Standing in the Middle

“I hope to inspire.” That’s DC Firefighters Burn Foundation’s newest board member Joe Morgan’s goal. A poignant response since Joe inspired the creation of the Foundation.

An overtime opportunity on Memorial Weekend in 1999 changed Joe’s life. He’d worked his regular shift and then was offered the opportunity to come back later that evening. Joe, always looking out for his family, seized the chance to earn extra money. He went home and had an amazing day with then-girlfriend, Kim. As he was getting ready to head back to the station, Kim asked him not to go–a strange sense of foreboding darkening their lovely day. But Joe had been a firefighter for nine years without incident, and he was slated to be the technician driver. Easy night…he’d see her in the morning.

Joe arrived at 6:30pm to relieve the day crew. A more senior firefighter was staying on to drive the truck, so Joe took the position of back step. Close to midnight, the crew was returning from a routine motor accident when they were called to respond to a house fire.

“When you’ve been a firefighter for a while, you begin to recognize the signs of a bad one,” Joe notes. “And when someone runs out into the street to get the attention of the fire truck, you know it’s bad.”

Joe and two other firefighters brought the hose into the house and began searching for the fire through thick smoke. When they reached the back of the house where they could better assess, heat and fire bellowed up from the basement stairwell, as if channeling up a chimney. The blast hit the first firefighter full force from behind, leapt over Joe and hit the leading firefighter. With the room poised to flash over, Joe summoned his training, staved off panic and followed the hose out of the house. With the layout clearly in his mind, despite traversing most of it blindly he was able to direct other crew to where to find the other firefighters.
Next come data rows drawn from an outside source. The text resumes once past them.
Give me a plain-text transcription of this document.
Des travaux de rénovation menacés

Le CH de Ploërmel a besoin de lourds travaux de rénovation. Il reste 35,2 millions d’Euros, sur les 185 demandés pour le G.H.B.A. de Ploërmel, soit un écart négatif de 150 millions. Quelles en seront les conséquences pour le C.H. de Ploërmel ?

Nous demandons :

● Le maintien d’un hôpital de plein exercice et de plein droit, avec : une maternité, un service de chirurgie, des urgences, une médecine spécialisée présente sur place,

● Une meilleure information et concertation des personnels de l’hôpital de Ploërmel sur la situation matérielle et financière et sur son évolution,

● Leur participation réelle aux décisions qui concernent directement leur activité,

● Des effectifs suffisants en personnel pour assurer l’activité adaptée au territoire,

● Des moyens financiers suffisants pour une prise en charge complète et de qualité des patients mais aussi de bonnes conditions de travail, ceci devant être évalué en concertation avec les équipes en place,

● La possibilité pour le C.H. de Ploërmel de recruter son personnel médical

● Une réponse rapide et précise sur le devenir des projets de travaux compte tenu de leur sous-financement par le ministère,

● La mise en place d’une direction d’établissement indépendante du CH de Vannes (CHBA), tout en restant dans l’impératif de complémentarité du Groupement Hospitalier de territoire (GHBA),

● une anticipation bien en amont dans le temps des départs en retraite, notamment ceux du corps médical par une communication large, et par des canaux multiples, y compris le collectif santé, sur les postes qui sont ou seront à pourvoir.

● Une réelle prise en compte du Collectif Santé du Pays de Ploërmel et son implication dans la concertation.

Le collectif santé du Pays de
With second and third degree burns on 65% of his body, Joe would spend the next two and half months in the hospital. The fire drew significant media attention along with concern from other firefighters across the city. Joe’s firehouse brothers set up a watch outside the ward to monitor visitor traffic and allow Joe and his family to focus on healing, recovery and the emotional and physical loss they were experiencing. Volunteers were stationed around the clock.

“The DC Firefighters Burn Foundation didn’t exist at that time,” says Jason Woods, founder. “Joe’s experience and our guys’ response to it, inspired the creation of the Foundation as we recognized how we can support our fellow firefighters and their families as they journey through survivorship.”

The Foundation paid for Joe and Kim to attend the World Burn Congress in 2010, a transformative conference for survivors, and later as a speaker to the burn survivor retreat in Crested Butte. “These two experiences connected me with the burn community,” says Joe. “Before, I only ever saw burn survivors in the hospital but these gatherings were full of them. I even had to travel all the way to Colorado to find out there was a burn survivor right in my own church.” 

Joe has spent the last two decades sharing his story of resilience, hope and safety with burn survivors, first responders and organizations and most recently at the World Burn Congress. Joe hopes to inspire people to continue to support survivors and to understand how much it is needed, especially when patients are out of the hospital and trying to put their lives back together.

“I was the firefighter doing the rescuing, then I was a burn survivor needing support,” Joe reflects. “Now, I stand in the middle.”